Shell works with local authorities to secure enough water for our operations in ways that minimise impact on communities and the environment. For example, we reached agreement with communities in the state of New York to supply up to 5.3 million litres of water a day to our Tioga County tight gas operations in Pennsylvania, USA. The water will be transported by rail rather than road, minimising noise, truck traffic and vehicle emissions.

We work to reduce the need for fresh water in our operations, for instance by recycling. Our approach at Groundbirch in Canada is one example (see Environment). At our Marcellus project in the Appalachian region of the USA, Shell transfers water from one operation to another for recycling. In the Eagle Ford shale field of southern Texas, we set up a water recycling pilot project within the first year of operations (see Working with our neighbours at Eagle Ford). We are transferring technologies and what we learn from our experiences to other parts of the world.

We are reducing truck traffic wherever possible, which improves safety and cuts vehicle emissions.
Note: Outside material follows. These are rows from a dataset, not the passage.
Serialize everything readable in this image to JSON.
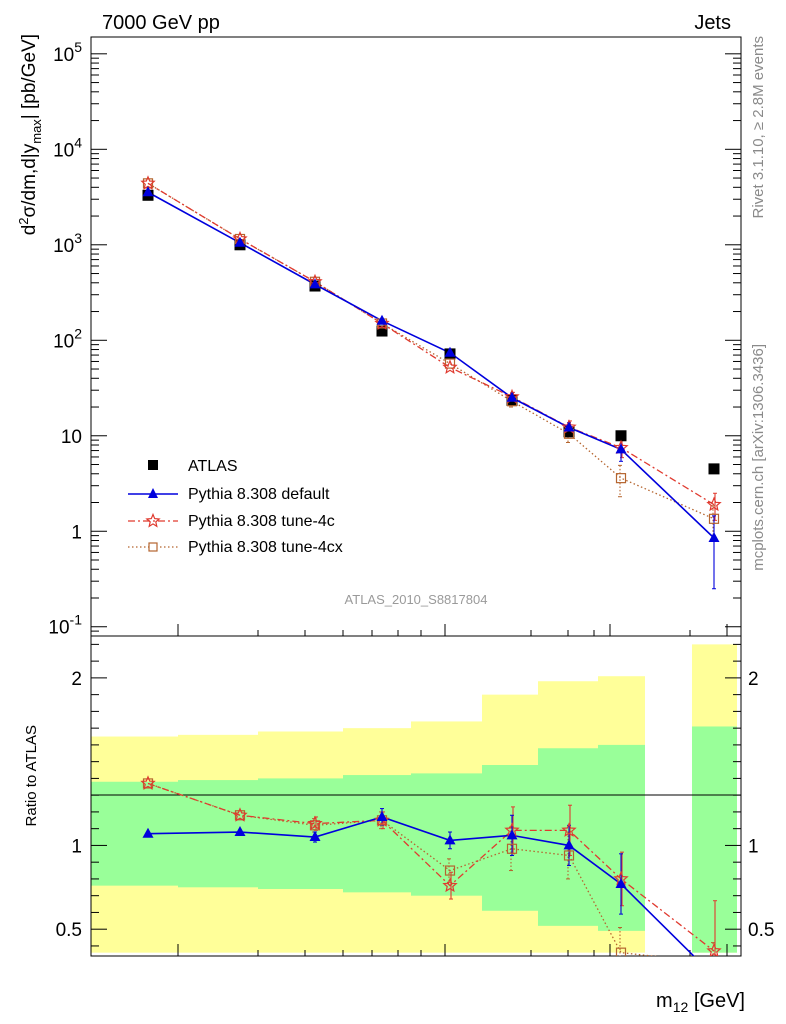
{
  "header": {
    "left": "7000 GeV pp",
    "right": "Jets",
    "side_top": "Rivet 3.1.10, ≥ 2.8M events",
    "side_bottom": "mcplots.cern.ch [arXiv:1306.3436]",
    "watermark": "ATLAS_2010_S8817804"
  },
  "axes": {
    "ylabel_main": "d²σ/dm,d|y_max| [pb/GeV]",
    "ylabel_ratio": "Ratio to ATLAS",
    "xlabel": "m12 [GeV]"
  },
  "colors": {
    "atlas": "#000000",
    "default": "#0000dd",
    "tune4c": "#e03a2f",
    "tune4cx": "#b5652f",
    "band_outer": "#ffff99",
    "band_inner": "#99ff99"
  },
  "chart_data": [
    {
      "type": "line",
      "panel": "main",
      "yscale": "log",
      "ylim": [
        0.08,
        150000
      ],
      "ytick_labels": [
        "10^5",
        "10^4",
        "10^3",
        "10^2",
        "10",
        "1",
        "10^-1"
      ],
      "x": [
        1,
        2,
        3,
        4,
        5,
        6,
        7,
        8,
        9
      ],
      "series": [
        {
          "name": "ATLAS",
          "style": "square",
          "values": [
            3300,
            1000,
            370,
            125,
            72,
            23.5,
            11,
            10,
            4.5
          ]
        },
        {
          "name": "Pythia 8.308 default",
          "style": "triangle-solid",
          "values": [
            3550,
            1050,
            385,
            160,
            74,
            25,
            12.2,
            7.2,
            0.85
          ],
          "err": [
            0,
            0,
            0,
            0,
            0,
            3,
            1.5,
            1.8,
            0.6
          ]
        },
        {
          "name": "Pythia 8.308 tune-4c",
          "style": "star-dashdot",
          "values": [
            4400,
            1150,
            410,
            150,
            52,
            25.5,
            12.3,
            7.5,
            1.9
          ],
          "err": [
            0,
            0,
            0,
            0,
            0,
            3,
            2,
            1.6,
            0.6
          ]
        },
        {
          "name": "Pythia 8.308 tune-4cx",
          "style": "opensquare-dotted",
          "values": [
            4400,
            1150,
            410,
            150,
            57,
            23,
            10.5,
            3.6,
            1.35
          ],
          "err": [
            0,
            0,
            0,
            0,
            0,
            3,
            2,
            1.3,
            0.5
          ]
        }
      ]
    },
    {
      "type": "line",
      "panel": "ratio",
      "ylim": [
        0.34,
        2.25
      ],
      "yticks": [
        0.5,
        1,
        2
      ],
      "ytick_labels": [
        "0.5",
        "1",
        "2"
      ],
      "x": [
        1,
        2,
        3,
        4,
        5,
        6,
        7,
        8,
        9
      ],
      "bands": {
        "outer": [
          [
            0.36,
            1.65
          ],
          [
            0.36,
            1.66
          ],
          [
            0.36,
            1.68
          ],
          [
            0.36,
            1.7
          ],
          [
            0.36,
            1.74
          ],
          [
            0.36,
            1.9
          ],
          [
            0.36,
            1.98
          ],
          [
            0.36,
            2.01
          ],
          [
            0.36,
            2.2
          ]
        ],
        "inner": [
          [
            0.76,
            1.38
          ],
          [
            0.75,
            1.39
          ],
          [
            0.74,
            1.4
          ],
          [
            0.72,
            1.42
          ],
          [
            0.7,
            1.43
          ],
          [
            0.61,
            1.48
          ],
          [
            0.52,
            1.58
          ],
          [
            0.49,
            1.6
          ],
          [
            0.36,
            1.71
          ]
        ]
      },
      "series": [
        {
          "name": "Pythia 8.308 default",
          "values": [
            1.07,
            1.08,
            1.05,
            1.17,
            1.03,
            1.06,
            1.0,
            0.77,
            0.22
          ],
          "err": [
            0,
            0,
            0.03,
            0.05,
            0.05,
            0.12,
            0.12,
            0.18,
            0.0
          ]
        },
        {
          "name": "Pythia 8.308 tune-4c",
          "values": [
            1.37,
            1.18,
            1.13,
            1.15,
            0.76,
            1.09,
            1.09,
            0.8,
            0.37
          ],
          "err": [
            0,
            0,
            0.04,
            0.05,
            0.08,
            0.14,
            0.15,
            0.16,
            0.3
          ]
        },
        {
          "name": "Pythia 8.308 tune-4cx",
          "values": [
            1.37,
            1.18,
            1.12,
            1.15,
            0.85,
            0.98,
            0.94,
            0.36,
            0.3
          ],
          "err": [
            0,
            0,
            0.04,
            0.05,
            0.07,
            0.13,
            0.14,
            0.15,
            0.12
          ]
        }
      ]
    }
  ]
}
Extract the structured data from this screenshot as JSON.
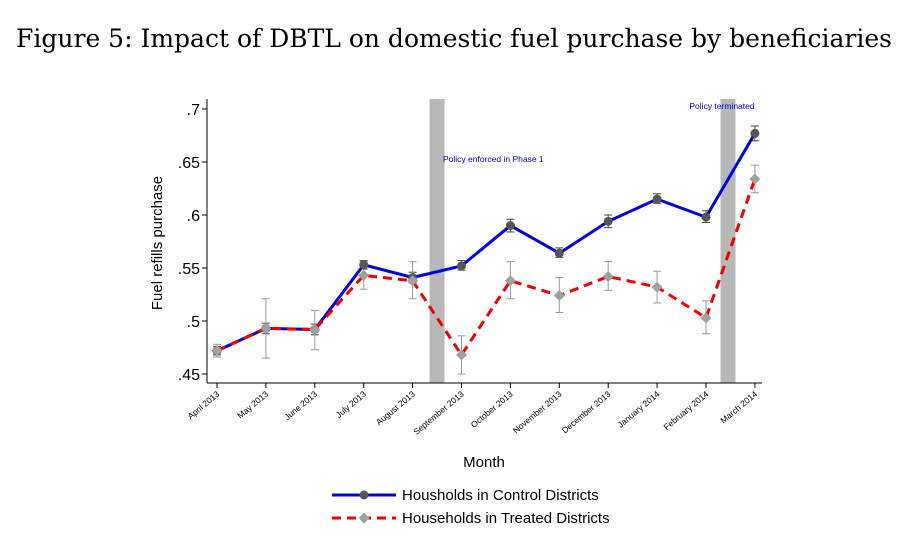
{
  "figure_title": "Figure 5: Impact of DBTL on domestic fuel purchase by beneficiaries",
  "chart_data": {
    "type": "line",
    "title": "Figure 5: Impact of DBTL on domestic fuel purchase by beneficiaries",
    "xlabel": "Month",
    "ylabel": "Fuel refills purchase",
    "categories": [
      "April 2013",
      "May 2013",
      "June 2013",
      "July 2013",
      "August 2013",
      "September 2013",
      "October 2013",
      "November 2013",
      "December 2013",
      "January 2014",
      "February 2014",
      "March 2014"
    ],
    "yticks": [
      0.45,
      0.5,
      0.55,
      0.6,
      0.65,
      0.7
    ],
    "ytick_labels": [
      ".45",
      ".5",
      ".55",
      ".6",
      ".65",
      ".7"
    ],
    "ylim": [
      0.44,
      0.71
    ],
    "grid": false,
    "legend_position": "bottom",
    "series": [
      {
        "name": "Housholds in Control Districts",
        "color": "#0000dd",
        "marker_color": "#555555",
        "line_style": "solid",
        "marker": "circle",
        "values": [
          0.472,
          0.493,
          0.492,
          0.553,
          0.541,
          0.552,
          0.59,
          0.564,
          0.594,
          0.615,
          0.598,
          0.677
        ],
        "ci_low": [
          0.468,
          0.488,
          0.487,
          0.549,
          0.536,
          0.548,
          0.584,
          0.56,
          0.588,
          0.611,
          0.593,
          0.67
        ],
        "ci_high": [
          0.476,
          0.498,
          0.497,
          0.557,
          0.546,
          0.557,
          0.596,
          0.569,
          0.6,
          0.62,
          0.604,
          0.684
        ]
      },
      {
        "name": "Households in Treated Districts",
        "color": "#ee0000",
        "marker_color": "#a0a0a0",
        "line_style": "dashed",
        "marker": "diamond",
        "values": [
          0.472,
          0.493,
          0.492,
          0.543,
          0.538,
          0.468,
          0.538,
          0.524,
          0.542,
          0.532,
          0.503,
          0.634
        ],
        "ci_low": [
          0.466,
          0.465,
          0.473,
          0.53,
          0.521,
          0.45,
          0.521,
          0.508,
          0.529,
          0.517,
          0.488,
          0.621
        ],
        "ci_high": [
          0.478,
          0.521,
          0.51,
          0.556,
          0.556,
          0.486,
          0.556,
          0.541,
          0.556,
          0.547,
          0.519,
          0.647
        ]
      }
    ],
    "events": [
      {
        "label": "Policy enforced in Phase 1",
        "month_index": 4.5,
        "label_color": "#0000cc"
      },
      {
        "label": "Policy terminated",
        "month_index": 10.45,
        "label_color": "#0000cc"
      }
    ]
  }
}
At our Pinedale operations, for example, we collect all of the water produced with gas from our wells and pipe it to a central facility for disposal. This eliminates an estimated 165,000 truck trips and 2 million litres of diesel fuel use a year – a reduction of over 85% in distances covered by truck and associated vehicle emissions. Shell has also applied advanced technologies to reduce polluting emissions from drilling rig engines and other sources.

We drill multiple wells from a single site to minimise our footprint on the land. In Alberta, Canada, we use digital maps of environmental data, with rich ecological detail supplied by local people when we identify land for potential projects. This helps us avoid sensitive areas, such as caribou migration pathways.

Shell operates major tight gas projects in China in partnership with PetroChina, and we are planning to explore for shale gas in South Africa’s Karoo region. Gas could be essential both in meeting growing energy demand in South Africa and by providing a cleaner alternative to coal, which currently supplies more than 70% of the country’s energy demand.

In Australia, the Arrow joint venture (Shell interest 50%) produces natural gas from coal seams.


Jim Weaver, Tioga County Planner, Wellsboro, Pennsylvania, USA (photo)

I have the opportunity to work with representatives of Shell in the Appalachian region on a number of fronts – including land development reviews, assisting the Tioga County Board of Commissioners with information gathering and working with non-profits on community development issues. Across all these sectors, Shell personnel have been responsive, willing to provide detailed information and adaptable to the rapidly changing conditions in our community. Shell is interested in raising the bar for performance of all operators and so far they have exceeded our expectations. The challenge now is continued implementation and improvement of the approach Shell is following.”